Menurut pengakuannya, ia menerima pekerjaan sebagai kurir dengan sistem pembayaran setelah seluruh barang berhasil terjual.
Dari setiap kilogram ganja yang berhasil diedarkan, Gunter dijanjikan memperoleh upah sebesar Rp5 juta.
Pekerjaan itu diperoleh dari seseorang berinisial Ikhsan alias RD yang diduga menjadi pengendali jaringan sekaligus pemilik ladang ganja.
Pada pengiriman ketiga, Gunter berangkat dari Jakarta menuju Panyabungan pada 20 Juli 2026. Setelah tiba di lokasi, ia dijemput oleh seorang pria berinisial Rio yang kemudian membawanya menemui Ikhsan.
Empat hari kemudian, tepatnya pada 24 Juli 2026, Ikhsan bersama Rio memasukkan 20 bungkus ganja ke dalam koper hitam yang kemudian dibawa Gunter menggunakan bus menuju Jakarta.
Namun, rencana penyelundupan tersebut gagal setelah bus yang ditumpangi Gunter dihentikan tim gabungan ketika memasuki kawasan Pelabuhan Bakauheni untuk menjalani pemeriksaan.

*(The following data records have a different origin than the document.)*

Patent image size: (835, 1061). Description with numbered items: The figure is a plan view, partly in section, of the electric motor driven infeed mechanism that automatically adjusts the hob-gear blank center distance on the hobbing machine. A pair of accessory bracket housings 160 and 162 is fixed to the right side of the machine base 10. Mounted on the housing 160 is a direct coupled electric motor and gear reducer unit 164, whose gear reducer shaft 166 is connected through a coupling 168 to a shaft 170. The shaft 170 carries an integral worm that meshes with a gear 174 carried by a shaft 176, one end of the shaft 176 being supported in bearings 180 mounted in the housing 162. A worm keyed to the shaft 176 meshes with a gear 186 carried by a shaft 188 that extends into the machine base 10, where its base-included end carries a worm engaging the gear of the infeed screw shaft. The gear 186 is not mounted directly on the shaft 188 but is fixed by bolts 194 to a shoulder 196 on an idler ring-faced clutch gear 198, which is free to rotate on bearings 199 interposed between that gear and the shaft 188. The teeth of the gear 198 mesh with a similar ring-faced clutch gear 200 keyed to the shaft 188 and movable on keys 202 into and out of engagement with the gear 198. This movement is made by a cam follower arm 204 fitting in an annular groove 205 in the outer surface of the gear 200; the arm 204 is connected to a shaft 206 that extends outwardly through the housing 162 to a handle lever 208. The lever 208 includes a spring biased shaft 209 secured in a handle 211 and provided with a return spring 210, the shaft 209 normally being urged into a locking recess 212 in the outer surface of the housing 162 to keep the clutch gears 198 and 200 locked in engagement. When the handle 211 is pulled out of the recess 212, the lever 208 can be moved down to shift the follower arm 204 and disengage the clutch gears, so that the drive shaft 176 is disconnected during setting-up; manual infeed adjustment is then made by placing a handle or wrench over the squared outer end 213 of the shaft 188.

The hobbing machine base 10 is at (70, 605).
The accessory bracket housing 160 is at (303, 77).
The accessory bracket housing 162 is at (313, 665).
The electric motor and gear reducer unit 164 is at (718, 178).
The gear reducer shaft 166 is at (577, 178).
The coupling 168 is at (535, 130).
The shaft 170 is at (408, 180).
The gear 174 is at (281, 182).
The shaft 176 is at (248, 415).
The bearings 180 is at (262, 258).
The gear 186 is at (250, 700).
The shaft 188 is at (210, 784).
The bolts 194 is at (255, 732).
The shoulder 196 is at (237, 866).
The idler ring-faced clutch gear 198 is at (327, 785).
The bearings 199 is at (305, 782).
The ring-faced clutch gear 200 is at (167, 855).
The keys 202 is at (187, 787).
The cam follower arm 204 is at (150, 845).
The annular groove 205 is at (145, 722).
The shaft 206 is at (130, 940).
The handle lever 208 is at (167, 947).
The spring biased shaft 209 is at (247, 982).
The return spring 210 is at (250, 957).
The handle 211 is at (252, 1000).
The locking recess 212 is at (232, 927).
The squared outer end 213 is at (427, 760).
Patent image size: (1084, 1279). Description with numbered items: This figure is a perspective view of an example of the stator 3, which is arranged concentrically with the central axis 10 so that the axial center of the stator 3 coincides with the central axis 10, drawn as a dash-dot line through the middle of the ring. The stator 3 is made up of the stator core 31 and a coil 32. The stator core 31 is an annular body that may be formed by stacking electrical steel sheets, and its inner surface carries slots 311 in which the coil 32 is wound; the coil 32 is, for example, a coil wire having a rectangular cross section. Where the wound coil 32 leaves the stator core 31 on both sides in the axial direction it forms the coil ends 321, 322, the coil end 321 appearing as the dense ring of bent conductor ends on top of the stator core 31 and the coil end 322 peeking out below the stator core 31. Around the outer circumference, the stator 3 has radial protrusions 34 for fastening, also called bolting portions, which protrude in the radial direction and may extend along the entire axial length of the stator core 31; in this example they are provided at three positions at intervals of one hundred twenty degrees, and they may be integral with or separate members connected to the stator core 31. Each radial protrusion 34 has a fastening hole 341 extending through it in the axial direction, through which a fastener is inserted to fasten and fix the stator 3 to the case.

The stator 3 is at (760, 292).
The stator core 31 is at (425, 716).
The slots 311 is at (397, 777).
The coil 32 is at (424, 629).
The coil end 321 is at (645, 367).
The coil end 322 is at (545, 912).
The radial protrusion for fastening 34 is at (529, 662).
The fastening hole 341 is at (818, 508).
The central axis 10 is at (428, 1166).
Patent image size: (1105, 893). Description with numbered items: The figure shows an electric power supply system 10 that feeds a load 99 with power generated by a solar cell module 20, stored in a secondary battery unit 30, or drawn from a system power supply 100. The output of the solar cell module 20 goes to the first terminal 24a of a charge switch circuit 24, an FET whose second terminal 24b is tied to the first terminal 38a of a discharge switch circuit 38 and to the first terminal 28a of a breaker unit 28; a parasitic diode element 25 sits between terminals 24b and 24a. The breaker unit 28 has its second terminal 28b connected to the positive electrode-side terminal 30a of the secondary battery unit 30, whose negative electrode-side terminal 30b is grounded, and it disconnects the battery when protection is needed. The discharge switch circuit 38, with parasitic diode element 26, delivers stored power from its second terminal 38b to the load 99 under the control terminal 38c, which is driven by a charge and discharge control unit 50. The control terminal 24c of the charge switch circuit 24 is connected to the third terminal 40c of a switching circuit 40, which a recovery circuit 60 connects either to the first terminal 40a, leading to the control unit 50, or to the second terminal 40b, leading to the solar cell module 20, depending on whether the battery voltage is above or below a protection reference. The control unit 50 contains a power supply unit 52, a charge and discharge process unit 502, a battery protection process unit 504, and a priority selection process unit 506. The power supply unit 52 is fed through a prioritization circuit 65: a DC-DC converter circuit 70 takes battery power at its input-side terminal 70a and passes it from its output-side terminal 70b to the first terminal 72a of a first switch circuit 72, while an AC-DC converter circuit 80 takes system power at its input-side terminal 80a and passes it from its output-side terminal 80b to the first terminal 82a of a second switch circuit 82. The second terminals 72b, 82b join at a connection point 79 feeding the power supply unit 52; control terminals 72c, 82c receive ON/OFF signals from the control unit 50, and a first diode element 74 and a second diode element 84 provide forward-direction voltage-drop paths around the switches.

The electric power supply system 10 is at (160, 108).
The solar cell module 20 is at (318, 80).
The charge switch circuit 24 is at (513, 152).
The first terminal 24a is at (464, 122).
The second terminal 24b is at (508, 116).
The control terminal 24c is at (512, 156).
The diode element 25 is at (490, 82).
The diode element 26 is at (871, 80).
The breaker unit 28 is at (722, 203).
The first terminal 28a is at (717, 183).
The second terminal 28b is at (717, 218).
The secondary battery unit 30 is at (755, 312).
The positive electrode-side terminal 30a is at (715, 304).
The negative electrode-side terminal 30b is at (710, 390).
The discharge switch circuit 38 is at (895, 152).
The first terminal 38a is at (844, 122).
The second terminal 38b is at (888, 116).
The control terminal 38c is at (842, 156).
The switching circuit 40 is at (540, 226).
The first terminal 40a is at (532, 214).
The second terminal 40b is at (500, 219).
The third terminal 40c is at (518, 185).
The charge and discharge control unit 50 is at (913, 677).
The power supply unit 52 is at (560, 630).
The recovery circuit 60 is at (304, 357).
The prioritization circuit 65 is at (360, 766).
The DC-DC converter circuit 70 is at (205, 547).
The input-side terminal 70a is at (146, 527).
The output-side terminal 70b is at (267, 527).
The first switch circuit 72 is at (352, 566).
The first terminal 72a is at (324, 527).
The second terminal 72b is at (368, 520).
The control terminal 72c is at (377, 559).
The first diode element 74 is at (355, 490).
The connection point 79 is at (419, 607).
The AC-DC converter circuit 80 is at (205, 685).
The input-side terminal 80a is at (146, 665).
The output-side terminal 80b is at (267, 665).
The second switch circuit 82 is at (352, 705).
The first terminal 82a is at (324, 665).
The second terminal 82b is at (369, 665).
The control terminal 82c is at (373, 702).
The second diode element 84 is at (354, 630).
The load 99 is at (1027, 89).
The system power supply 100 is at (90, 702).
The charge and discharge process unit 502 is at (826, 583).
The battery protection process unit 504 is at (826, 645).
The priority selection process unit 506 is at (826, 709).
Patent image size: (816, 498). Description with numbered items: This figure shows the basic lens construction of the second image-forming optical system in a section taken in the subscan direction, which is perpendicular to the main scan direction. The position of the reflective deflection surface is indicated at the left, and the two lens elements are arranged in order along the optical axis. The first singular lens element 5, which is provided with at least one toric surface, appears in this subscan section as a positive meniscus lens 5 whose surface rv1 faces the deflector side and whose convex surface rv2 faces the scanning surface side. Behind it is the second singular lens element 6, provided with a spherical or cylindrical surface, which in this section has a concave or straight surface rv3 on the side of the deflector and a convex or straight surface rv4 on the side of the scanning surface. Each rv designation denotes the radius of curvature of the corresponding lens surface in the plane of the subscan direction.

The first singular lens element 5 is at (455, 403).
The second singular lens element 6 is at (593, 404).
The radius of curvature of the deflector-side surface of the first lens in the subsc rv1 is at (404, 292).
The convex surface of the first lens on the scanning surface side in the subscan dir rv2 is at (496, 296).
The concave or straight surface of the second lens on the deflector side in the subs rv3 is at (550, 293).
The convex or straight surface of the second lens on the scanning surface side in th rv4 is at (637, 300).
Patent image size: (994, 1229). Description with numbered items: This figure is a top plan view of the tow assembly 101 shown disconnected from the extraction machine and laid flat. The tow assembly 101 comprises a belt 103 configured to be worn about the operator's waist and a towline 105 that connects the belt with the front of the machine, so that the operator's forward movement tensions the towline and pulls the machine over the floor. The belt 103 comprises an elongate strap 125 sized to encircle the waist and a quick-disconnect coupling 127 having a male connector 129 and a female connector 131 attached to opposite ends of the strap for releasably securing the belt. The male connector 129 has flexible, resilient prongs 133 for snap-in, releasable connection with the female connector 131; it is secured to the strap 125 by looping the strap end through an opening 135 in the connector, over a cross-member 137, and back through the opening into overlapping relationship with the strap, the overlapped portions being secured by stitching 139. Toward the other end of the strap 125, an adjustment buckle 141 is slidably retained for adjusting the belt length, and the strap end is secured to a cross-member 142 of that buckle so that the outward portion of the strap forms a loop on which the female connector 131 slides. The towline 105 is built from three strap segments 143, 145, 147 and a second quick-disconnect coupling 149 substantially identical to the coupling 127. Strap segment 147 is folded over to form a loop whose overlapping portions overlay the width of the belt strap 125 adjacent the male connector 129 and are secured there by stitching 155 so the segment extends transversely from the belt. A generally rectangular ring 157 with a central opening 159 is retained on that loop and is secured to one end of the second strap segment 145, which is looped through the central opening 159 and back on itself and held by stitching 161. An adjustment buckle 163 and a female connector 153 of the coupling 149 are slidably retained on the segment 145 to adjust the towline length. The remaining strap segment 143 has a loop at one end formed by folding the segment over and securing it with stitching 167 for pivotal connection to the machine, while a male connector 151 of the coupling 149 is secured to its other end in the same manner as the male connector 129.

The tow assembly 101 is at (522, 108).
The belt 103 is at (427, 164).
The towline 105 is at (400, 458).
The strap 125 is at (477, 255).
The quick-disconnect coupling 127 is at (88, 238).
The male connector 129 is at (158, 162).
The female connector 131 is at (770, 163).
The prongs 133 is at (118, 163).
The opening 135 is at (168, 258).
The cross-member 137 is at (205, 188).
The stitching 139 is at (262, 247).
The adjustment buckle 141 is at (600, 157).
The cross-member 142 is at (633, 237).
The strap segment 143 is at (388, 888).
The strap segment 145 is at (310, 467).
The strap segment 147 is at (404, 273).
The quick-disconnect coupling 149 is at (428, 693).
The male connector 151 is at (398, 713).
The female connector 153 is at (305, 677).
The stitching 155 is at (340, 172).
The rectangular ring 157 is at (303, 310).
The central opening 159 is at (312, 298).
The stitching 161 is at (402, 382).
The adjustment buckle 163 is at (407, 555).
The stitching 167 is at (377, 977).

Melihat banyaknya aparat gabungan yang melakukan razia, Gunter mengaku panik. Dalam kondisi tersebut, ia memilih menghampiri petugas dan menyerahkan diri.
“Gunter langsung menghampiri petugas kepolisian dan menyerahkan diri sambil mengatakan, ‘Pak, tangkap saya saja.’ Selanjutnya, Gunter turun dari bus dan menunjukkan kepada petugas koper berisi ganja yang disimpannya di dalam bagasi bus,” kata Eko.
Dari hasil pemeriksaan, petugas kemudian mengamankan koper berisi 20 bungkus ganja dengan berat bruto sekitar 20 kilogram sebagai barang bukti.
Berdasarkan hasil pengembangan penyidikan, Bareskrim Polri menetapkan dua orang sebagai daftar pencarian orang (DPO), yakni Ikhsan alias RD dan Rio.
Ikhsan diduga berperan sebagai pemilik ladang ganja sekaligus pengendali jaringan distribusi narkotika dari Sumatera Utara ke Jakarta.
Sementara Rio diduga berperan membantu proses distribusi serta terlibat dalam pengelolaan ladang ganja.
Penyidik masih terus melakukan pengembangan untuk memburu kedua buronan tersebut sekaligus mengungkap kemungkinan adanya jaringan lain yang terlibat dalam peredaran ganja lintas provinsi.
Bareskrim Polri menegaskan akan terus memperkuat sinergi dengan seluruh instansi terkait dalam memutus mata rantai peredaran narkotika, khususnya jaringan yang memanfaatkan jalur transportasi antarpulau sebagai sarana penyelundupan narkoba menuju wilayah Pulau Jawa.